Nicaragua stands out as one of the main exponents of the consolidation of authoritarianism and the deterioration of democracy, civil liberties and the human rights abuse in the region, along with Venezuela, Cuba and Haiti, according to the report Political Risk Latin America 2023, recently released.
The report groups Nicaragua together with these countries as the nations in which authoritarian regimes have consolidated and have become “failed states.” At the other extreme, Uruguay and Costa Rica establish themselves as the best qualified democracies in the region. The outlook for this 2023 that is beginning is not encouraging.
Download and read here in full: Political Risk Study Latin America 2023
“Everything seems to indicate that the outlook for 2023 will continue to be mostly negative. In Cuba and Nicaragua there is no willingness to initiate a transition to democracy. On the contrary, we see an intensification of repression. In Haiti, as a failed state, the challenge is to reduce the high levels of violence and stabilize the situation in order to create the conditions that allow for elections that should have taken place a long time ago; objectives that are not easy to achieve and that require a lot of help from the international community,” the report states.
“Venezuela is the only authoritarian regime that, with international support, has resumed negotiations with the opposition (in Mexico, at the end of 2022) to seek an electoral and democratic solution,” he adds.
No democracy or right to justice for political prisoners
In his first speech in 2023, Daniel Ortega He reaffirmed that he will not acquit the 235 political prisoners despite the “campaigns” for their release and assured that “not even with life imprisonment” could they compensate for the damage that, according to him, they caused Nicaragua during the massive protests of 2018, which returned to qualify as an “attempted coup” to which he added the qualification of “bloody”.
“We are seeing how they act with the greatest audacity. Here, where crimes were committed, if the criminals are captured, the campaigns come to set the criminals free,” warned Ortega. “Won’t the weight of the law fall on them? Is justice going to disappear before the terrorists, before the coup plotters? Not! Just as we defend peace, we have to defend justice and the application of justice against criminals”, justified the dictator.
The report, prepared by the UC Center for International Studies (CEIUC) under the coordination of specialists Jorge Sadh, Daniel Zovatto and Diego Rojas, warns that currently under the police state imposed by the regime of Daniel Ortega and Rosario Murilloyou cannot expect a political change in Nicaragua through elections.
Nicaragua, a consolidated authoritarian regime
“This year begins with the return of the pink tide to Latin America, where five of its largest economies—Brazil, Mexico, Chile, Argentina, and Colombia—are ruled by leftist forces. A pink tide consequence of the “punishment vote” in the region, where in the last 14 elections (from 2019 to 2022) voters punished the ruling party, with the exception of a Nicaragua, without democracy or free elections”, highlights the study.
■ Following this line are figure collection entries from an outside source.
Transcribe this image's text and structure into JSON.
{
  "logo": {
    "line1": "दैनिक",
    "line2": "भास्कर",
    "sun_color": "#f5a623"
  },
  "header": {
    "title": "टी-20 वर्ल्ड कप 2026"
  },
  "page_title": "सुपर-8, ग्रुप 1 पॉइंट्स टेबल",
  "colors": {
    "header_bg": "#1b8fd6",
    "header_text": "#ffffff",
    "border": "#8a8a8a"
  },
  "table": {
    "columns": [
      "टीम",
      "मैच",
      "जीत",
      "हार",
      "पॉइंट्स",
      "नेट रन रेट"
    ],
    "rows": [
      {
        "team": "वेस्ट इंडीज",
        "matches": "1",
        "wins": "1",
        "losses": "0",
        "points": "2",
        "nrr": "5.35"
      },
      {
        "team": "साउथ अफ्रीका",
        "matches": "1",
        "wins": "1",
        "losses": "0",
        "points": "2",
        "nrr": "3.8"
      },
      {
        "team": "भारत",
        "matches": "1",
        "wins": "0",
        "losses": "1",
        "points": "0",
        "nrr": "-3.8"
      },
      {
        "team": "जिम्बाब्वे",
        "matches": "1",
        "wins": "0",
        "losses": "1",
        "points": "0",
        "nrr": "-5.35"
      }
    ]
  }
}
The analysis warns that in 2023 on what qualifies as hybrid regimes; Governments that face setbacks in their democracies, but have not established themselves as totalitarian or repressive states. Under this concept, El Salvador, Honduras, Mexico, Ecuador, Bolivia, Guatemala and Paraguay were grouped.
Therefore, the study calls for paying attention to some points of interest in the region to prevent the political situation and the health of democracy in those nations from worsening, or, as in the case of Nicaragua, from translating into greater violations. to the human and political rights of its citizens.
“You have to focus on the general elections in Guatemala; the dictatorial regime in Nicaragua; the authoritarian drift in El Salvador; the evolution of the governments of Xiomara Castro in Honduras and Rodrigo Chaves in Costa Rica; the elections in the states of Mexico and Coahuila and the start of the electoral process for the 2024 general elections in Mexico; the internal elections of presidential candidates in Panama for 2024; and in Haiti, the course that the serious crisis affecting the country is taking and if the presidential elections that have been postponed for a long time will finally take place this year”, he quotes.
Daniel Zovatto, one of the specialists who was in charge of preparing the report, pointed out in a opinion piece published in CONFIDENTIAL Given this politically uncertain scenario, it was difficult to try to forecast what are the scenarios that the region may face in 2023.
“2023 will be another very challenging year and everything suggests that the ‘cloudy times’ will continue in the region. The combination of ‘hot streets’ and ‘irritated ballot boxes’ will complicate governability, making it, together with anemic growth and inflation, instability and insecurity, the biggest headaches for a significant number of Latin American governments”, Zovatto stressed.
Precisely in the case of Nicaragua, a special report published by CONFIDENCIAL He explained that the 2.1% economic growth forecast for the country in 2023 by the Economic Commission for Latin America and the Caribbean (Cepal) will be insufficient to lower poverty rates, in a context in which the regime is closed off from sources of income. international financing and, if the economy grows, it does so to a great extent because of external factors that can change without having the possibility of incidence.